В чем это заключалось? Сохранение офицерских кадров, ведение глубинной разведки, стратегической разведки, революция в военном деле – немцы ведь совершили подлинный переворот в стратегии. Раньше, говоря о блицкриге, называли его суть бредовой. Ничего подобного! Германия, не имея ресурсов, никакой иной войны, кроме молниеносной, вести не могла. Первая мировая была позиционной – и Германию медленно раздавили.

– Ошибки, как понимаю, были учтены германским военным руководством?

Карпов: Да, немцы избрали совершенно другую стратегию: бронированный кулак – танки, штурмовая авиация – пробивают брешь в обороне противника, куда устремляется лавина машин. Именно так, не втягиваясь в бои, чтобы ломать какую-то оборону. Брестскую крепость, к примеру, без раздумий они оставили в тылу, и дошли до Смоленска, где столкнулись с серьезным сопротивлением. Тут же танки генерала Гудериана повернули на юг… Такую стратегию не осваивала, такой стратегией не владела ни одна армия мира.

Орлов: Мы же планировали активной обороной прочно прикрыть развертываемое сосредоточение войск, а затем перейти в решительное наступление… Так вот, о том, как перейти в решительное наступление – думали, это мы отрабатывали. А вот то, как пятнадцать дней удерживать противника, к сожалению, продумано не было… Поэтому и были смяты. Если бы войска, как говорилось, были приведены в полную боевую готовность, то столь серьезных потерь, вероятно, не было бы, хотя все равно нам бы пришлось отступать. Не только потому, что были слабее. Мы были не готовы противостоять немецкой стратегии, не находили противоядия блицкригу.
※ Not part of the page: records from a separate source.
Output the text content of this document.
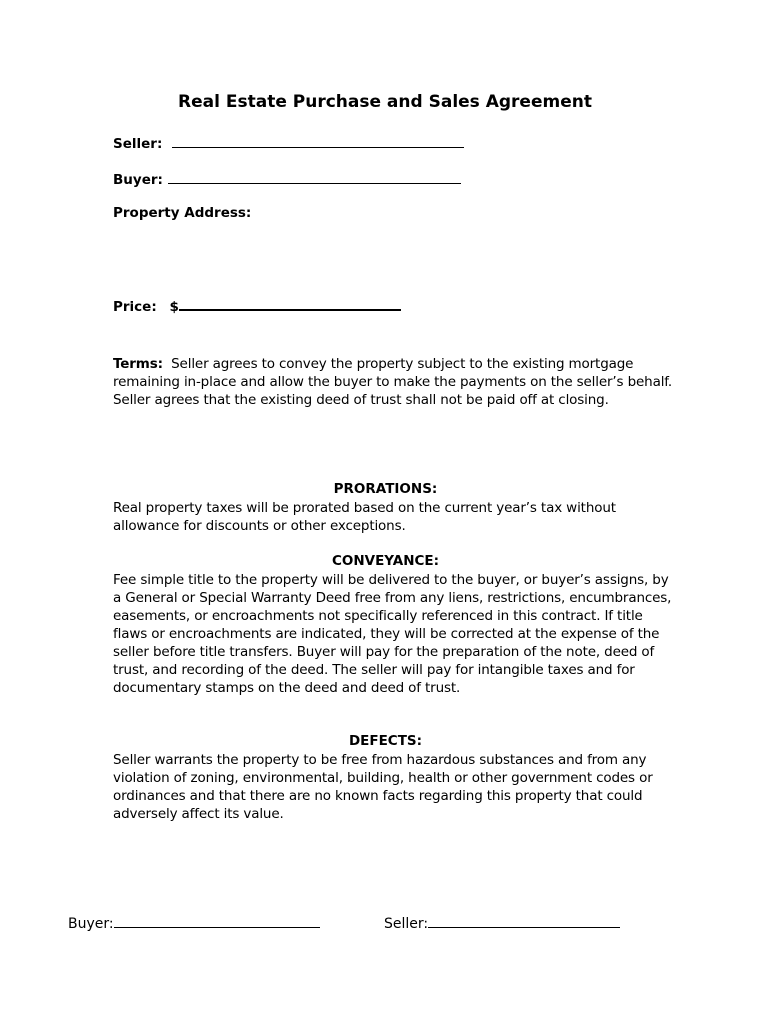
Real Estate Purchase and Sales Agreement
Seller:
Buyer:
Property Address:
Price: $

Terms: Seller agrees to convey the property subject to the existing mortgage remaining in-place and allow the buyer to make the payments on the seller’s behalf. Seller agrees that the existing deed of trust shall not be paid off at closing.

PRORATIONS:

Real property taxes will be prorated based on the current year’s tax without allowance for discounts or other exceptions.

CONVEYANCE:

Fee simple title to the property will be delivered to the buyer, or buyer’s assigns, by a General or Special Warranty Deed free from any liens, restrictions, encumbrances, easements, or encroachments not specifically referenced in this contract. If title flaws or encroachments are indicated, they will be corrected at the expense of the seller before title transfers. Buyer will pay for the preparation of the note, deed of trust, and recording of the deed. The seller will pay for intangible taxes and for documentary stamps on the deed and deed of trust.

DEFECTS:

Seller warrants the property to be free from hazardous substances and from any violation of zoning, environmental, building, health or other government codes or ordinances and that there are no known facts regarding this property that could adversely affect its value.

Buyer:	Seller:
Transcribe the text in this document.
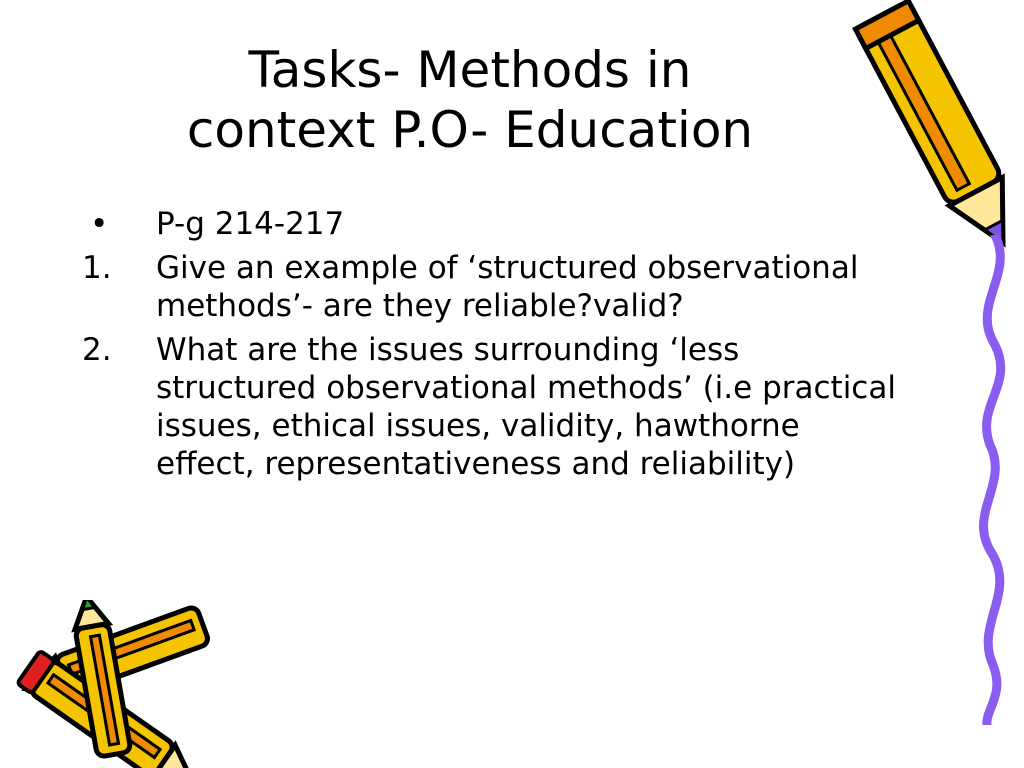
Tasks- Methods in
context P.O- Education
•	P-g 214-217
1.	Give an example of ‘structured observational methods’- are they reliable?valid?
2.	What are the issues surrounding ‘less structured observational methods’ (i.e practical issues, ethical issues, validity, hawthorne effect, representativeness and reliability)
Лишь в 1943 году появились у нас воздушные и танковые армии соответствующего состава, началось массирование артиллерии, установился штат стрелковой дивизии. На Курской дуге мы создали восемь рубежей обороны – глубиной на 300 километров, выдержали необыкновенной силы массированный удар танков и авиации противника, отразили его, а потом перешли в наступление и уже, можно сказать, не останавливались, пока не поставили победную точку в Берлине.

Вот это по идее и задумывалось в 1941 году – остановить наступающего противника, измотать его силы активной обороной, а затем перейти в наступление. Но, к сожалению, тогда это не было исполнено. И, кажется, не могло быть исполнено в полном объеме.

– По-моему, мы как-то упустили из виду уже заданный вопрос об ответственности командующих приграничными округами – тех, чьи войска приняли на себя первый удар…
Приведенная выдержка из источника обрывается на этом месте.